# why ask for pics of java moss?



## Six (May 29, 2006)

I'm getting people asking for pics of java moss when i sell it. is there a reason for that you think? it's pretty darn common and any google search will show a pic. other mosses, semi understandable, though iTrader feedback will show good and bad sellers, right?

just wondering if any one else had such odd requests.


----------



## JanS (Apr 14, 2004)

Perhaps it's just to see what yours looks like health wise, or to see what size portion they will get?

That's just a guess, but many people like to see the exact item they are buying.


----------



## jazzlvr123 (Apr 29, 2007)

yup i agree with Jan some people can be very dang picky


----------



## MartialTheory (Dec 20, 2007)

I really like when they ask me how much it is when it is clearly stated on the post. Then when I do tell them, they ask me for shipping. Which is also clearly stated.

Makes me go crazy


----------



## DMHdispute (Oct 23, 2007)

I ask for pics of plants before buying just so I know the quality and that it is the same thing ive seen in pictures online (just incase they dont have the name right or something).


----------



## Revernance (Aug 20, 2007)

Java moss doesn't have a "standard" look to it. Sometimes it will be dark green, sometimes light green depending on how the seller grows it. I like to know what my plants look like before buying. Also I did a search on google on java moss. Some of them are just beautiful, and some just look ugly. 
I wouldn't call it an odd request though.


----------



## mikenas102 (Feb 8, 2006)

Revernance said:


> Java moss doesn't have a "standard" look to it. Sometimes it will be dark green, sometimes light green depending on how the seller grows it. I like to know what my plants look like before buying. Also I did a search on google on java moss. Some of them are just beautiful, and some just look ugly.
> I wouldn't call it an odd request though.

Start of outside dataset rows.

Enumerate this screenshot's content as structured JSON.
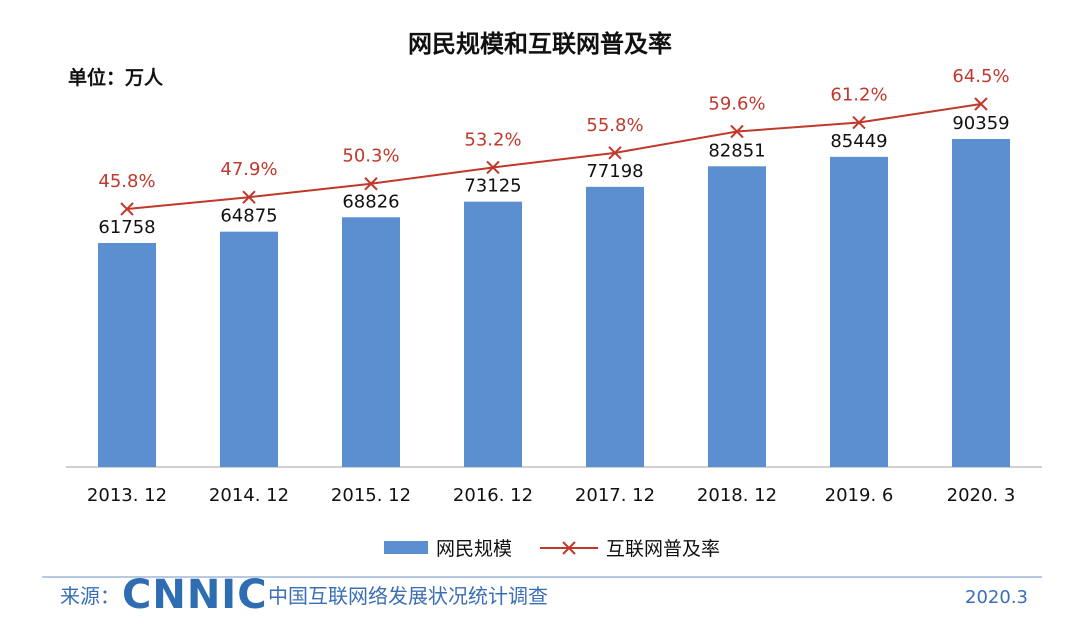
{
  "chart_data": {
    "type": "bar",
    "title": "网民规模和互联网普及率",
    "unit": "单位：万人",
    "categories": [
      "2013.12",
      "2014.12",
      "2015.12",
      "2016.12",
      "2017.12",
      "2018.12",
      "2019.6",
      "2020.3"
    ],
    "series": [
      {
        "name": "网民规模",
        "type": "bar",
        "values": [
          61758,
          64875,
          68826,
          73125,
          77198,
          82851,
          85449,
          90359
        ],
        "color": "#5b8fd0"
      },
      {
        "name": "互联网普及率",
        "type": "line",
        "values": [
          45.8,
          47.9,
          50.3,
          53.2,
          55.8,
          59.6,
          61.2,
          64.5
        ],
        "labels": [
          "45.8%",
          "47.9%",
          "50.3%",
          "53.2%",
          "55.8%",
          "59.6%",
          "61.2%",
          "64.5%"
        ],
        "color": "#c0392b"
      }
    ],
    "ylim": [
      0,
      100000
    ],
    "y2lim": [
      0,
      100
    ],
    "grid": false,
    "legend_position": "bottom"
  },
  "footer": {
    "source_label": "来源：",
    "logo_text": "CNNIC",
    "source_name": "中国互联网络发展状况统计调查",
    "date": "2020.3"
  }
}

The color variation depends on the tank conditions, especially lighting. What it looks like before you buy means nothing if your tanks conditions are different. It's going to change in your tank. As long as the stuff is healthy, that's all that matters when it comes to moss.


----------



## NAL (Feb 27, 2007)

People sometimes just want to see what they are buying I guess. I agree though, it's just java moss.


----------



## black_lung (Dec 19, 2006)

Well, I'm one of the odd people that asks for pics of moss before I buy it. The reason why is because moss in particular has a tendency to be ground zero for hair algae growth. I like making sure what I'm buying doesn't look like the stuff I just pulled out of my tank and threw away.


----------



## TNguyen (Mar 20, 2005)

DMHdispute said:


> I ask for pics of plants before buying just so I know the quality and that it is the same thing ive seen in pictures online (just incase they dont have the name right or something).

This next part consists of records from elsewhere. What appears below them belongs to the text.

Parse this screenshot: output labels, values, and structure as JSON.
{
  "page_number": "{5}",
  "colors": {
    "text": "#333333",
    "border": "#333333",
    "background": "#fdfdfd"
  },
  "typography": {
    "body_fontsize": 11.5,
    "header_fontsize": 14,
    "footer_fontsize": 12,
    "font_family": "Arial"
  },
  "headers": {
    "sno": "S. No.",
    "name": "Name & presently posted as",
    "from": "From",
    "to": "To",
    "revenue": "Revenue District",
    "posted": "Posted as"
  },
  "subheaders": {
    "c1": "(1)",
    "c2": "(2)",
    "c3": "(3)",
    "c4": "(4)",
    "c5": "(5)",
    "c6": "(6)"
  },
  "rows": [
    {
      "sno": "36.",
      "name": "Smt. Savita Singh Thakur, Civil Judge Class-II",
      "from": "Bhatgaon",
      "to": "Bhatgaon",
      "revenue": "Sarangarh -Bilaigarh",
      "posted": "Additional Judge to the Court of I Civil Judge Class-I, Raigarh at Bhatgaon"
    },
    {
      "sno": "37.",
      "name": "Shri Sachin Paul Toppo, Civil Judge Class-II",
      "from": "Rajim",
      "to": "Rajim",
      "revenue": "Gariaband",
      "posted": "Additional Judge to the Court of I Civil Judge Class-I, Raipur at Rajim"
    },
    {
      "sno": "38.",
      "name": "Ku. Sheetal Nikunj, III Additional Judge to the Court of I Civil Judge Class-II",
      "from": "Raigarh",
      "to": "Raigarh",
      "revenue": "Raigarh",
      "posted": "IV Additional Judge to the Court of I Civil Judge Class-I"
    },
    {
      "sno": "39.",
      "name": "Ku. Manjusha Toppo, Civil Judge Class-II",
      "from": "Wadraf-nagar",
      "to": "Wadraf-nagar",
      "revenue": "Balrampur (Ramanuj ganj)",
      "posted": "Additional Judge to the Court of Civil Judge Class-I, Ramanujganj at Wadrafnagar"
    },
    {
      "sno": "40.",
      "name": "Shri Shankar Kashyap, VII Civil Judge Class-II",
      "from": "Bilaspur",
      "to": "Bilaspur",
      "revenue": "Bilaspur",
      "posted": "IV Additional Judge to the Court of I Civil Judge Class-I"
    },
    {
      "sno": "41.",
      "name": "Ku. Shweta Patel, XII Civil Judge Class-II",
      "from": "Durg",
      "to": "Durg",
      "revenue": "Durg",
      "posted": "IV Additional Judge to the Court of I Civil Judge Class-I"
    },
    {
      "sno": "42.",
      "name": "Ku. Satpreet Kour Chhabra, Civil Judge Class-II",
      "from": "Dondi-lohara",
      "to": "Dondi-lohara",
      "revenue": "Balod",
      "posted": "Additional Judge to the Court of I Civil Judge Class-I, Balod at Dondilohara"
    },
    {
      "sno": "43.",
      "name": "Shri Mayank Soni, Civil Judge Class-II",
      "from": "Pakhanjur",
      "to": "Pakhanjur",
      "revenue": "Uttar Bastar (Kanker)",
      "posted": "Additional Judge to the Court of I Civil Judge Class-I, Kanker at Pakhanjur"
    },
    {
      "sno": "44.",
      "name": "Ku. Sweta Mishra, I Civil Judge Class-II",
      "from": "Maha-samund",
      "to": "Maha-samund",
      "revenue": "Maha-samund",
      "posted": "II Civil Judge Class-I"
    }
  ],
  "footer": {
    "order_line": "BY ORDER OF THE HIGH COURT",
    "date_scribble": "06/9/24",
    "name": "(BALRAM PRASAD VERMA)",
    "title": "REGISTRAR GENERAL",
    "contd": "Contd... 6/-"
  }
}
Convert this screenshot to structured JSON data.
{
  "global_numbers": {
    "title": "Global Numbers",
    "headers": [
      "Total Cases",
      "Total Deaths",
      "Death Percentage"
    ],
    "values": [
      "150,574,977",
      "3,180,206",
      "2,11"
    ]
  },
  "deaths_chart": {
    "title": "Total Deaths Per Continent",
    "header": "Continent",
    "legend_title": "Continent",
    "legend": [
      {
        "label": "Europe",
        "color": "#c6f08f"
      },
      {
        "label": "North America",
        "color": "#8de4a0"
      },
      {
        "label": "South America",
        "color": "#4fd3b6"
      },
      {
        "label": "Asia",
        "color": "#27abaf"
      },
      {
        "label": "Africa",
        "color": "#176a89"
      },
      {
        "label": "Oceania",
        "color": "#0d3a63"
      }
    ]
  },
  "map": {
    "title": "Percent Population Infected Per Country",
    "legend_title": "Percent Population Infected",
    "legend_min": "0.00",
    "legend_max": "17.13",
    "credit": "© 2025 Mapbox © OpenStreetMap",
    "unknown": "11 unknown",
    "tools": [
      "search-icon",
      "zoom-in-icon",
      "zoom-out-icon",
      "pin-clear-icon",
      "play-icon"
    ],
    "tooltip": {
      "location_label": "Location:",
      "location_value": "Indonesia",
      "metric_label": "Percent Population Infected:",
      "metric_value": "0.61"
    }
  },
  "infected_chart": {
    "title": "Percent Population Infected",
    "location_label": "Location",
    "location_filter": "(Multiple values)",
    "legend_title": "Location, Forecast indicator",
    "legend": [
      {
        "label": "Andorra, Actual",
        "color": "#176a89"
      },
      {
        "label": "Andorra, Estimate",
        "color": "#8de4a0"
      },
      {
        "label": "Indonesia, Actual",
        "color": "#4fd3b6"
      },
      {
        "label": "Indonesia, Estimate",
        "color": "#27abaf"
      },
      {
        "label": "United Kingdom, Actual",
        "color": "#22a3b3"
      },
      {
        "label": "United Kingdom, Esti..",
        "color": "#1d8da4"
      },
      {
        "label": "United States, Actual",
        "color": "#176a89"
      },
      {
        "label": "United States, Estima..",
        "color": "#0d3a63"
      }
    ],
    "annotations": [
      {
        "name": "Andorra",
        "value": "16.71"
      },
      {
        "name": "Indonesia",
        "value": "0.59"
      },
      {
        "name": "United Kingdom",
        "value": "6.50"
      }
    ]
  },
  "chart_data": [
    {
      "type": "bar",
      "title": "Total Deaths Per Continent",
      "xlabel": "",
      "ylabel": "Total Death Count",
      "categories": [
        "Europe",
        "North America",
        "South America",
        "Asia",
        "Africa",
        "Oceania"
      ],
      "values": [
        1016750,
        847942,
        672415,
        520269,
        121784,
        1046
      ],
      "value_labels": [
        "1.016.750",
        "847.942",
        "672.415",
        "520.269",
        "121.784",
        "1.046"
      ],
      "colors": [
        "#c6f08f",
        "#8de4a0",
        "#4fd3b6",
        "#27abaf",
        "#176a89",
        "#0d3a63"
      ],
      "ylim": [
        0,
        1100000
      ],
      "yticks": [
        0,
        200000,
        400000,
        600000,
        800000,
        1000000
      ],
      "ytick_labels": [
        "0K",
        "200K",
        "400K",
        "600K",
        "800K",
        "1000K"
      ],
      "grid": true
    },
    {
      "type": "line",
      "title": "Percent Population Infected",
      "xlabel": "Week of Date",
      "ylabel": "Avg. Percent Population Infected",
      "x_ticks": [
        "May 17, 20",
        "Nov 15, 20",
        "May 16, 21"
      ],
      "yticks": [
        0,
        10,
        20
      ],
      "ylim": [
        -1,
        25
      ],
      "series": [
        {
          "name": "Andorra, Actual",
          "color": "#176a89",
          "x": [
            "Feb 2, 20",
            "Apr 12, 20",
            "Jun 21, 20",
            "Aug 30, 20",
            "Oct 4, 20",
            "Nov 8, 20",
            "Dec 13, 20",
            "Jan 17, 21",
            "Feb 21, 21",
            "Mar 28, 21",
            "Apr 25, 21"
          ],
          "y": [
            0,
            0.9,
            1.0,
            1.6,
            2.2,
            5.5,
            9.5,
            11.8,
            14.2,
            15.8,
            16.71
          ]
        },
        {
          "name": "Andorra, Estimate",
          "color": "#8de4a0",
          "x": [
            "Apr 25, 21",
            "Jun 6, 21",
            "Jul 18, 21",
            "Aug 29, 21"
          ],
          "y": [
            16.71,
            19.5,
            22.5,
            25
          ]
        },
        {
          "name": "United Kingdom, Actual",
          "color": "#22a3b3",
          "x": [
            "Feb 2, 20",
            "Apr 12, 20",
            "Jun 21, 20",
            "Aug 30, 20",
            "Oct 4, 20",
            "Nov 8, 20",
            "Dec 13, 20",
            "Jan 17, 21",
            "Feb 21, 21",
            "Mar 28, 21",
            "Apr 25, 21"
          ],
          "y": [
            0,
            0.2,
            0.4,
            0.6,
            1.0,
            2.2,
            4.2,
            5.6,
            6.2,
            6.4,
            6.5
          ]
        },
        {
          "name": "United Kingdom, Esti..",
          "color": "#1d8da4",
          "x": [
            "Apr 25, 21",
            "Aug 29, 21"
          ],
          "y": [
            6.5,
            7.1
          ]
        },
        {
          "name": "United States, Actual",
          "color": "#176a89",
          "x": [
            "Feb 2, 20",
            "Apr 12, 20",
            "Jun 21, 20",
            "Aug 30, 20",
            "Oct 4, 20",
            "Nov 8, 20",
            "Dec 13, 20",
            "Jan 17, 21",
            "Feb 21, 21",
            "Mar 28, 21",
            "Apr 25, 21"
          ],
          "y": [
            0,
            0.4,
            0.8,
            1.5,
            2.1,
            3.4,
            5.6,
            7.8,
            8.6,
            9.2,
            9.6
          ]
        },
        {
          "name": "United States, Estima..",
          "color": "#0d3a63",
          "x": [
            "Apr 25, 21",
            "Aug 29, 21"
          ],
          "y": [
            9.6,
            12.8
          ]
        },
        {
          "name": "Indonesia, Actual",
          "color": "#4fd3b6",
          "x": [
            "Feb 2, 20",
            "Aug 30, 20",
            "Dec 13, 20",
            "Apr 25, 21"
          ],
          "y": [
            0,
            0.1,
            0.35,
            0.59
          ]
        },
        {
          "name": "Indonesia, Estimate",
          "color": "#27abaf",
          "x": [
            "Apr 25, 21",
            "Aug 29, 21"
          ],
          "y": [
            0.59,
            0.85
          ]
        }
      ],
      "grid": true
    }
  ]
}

Agree. There are so many moss variety out there that many people still mislabel them. so requesting a pic wouldn't be odd. Just hate to buy certain variety and end up with something else. Can certainly mess up the way you want your aquascape for sure.


----------



## MatPat (Mar 22, 2004)

I'm amazed people are even *buying* Java Moss, let alone asking for pics.  I sometimes have a hard time giving it away at our monthly plant club meetings so I feed it to my Scuds ;-)


----------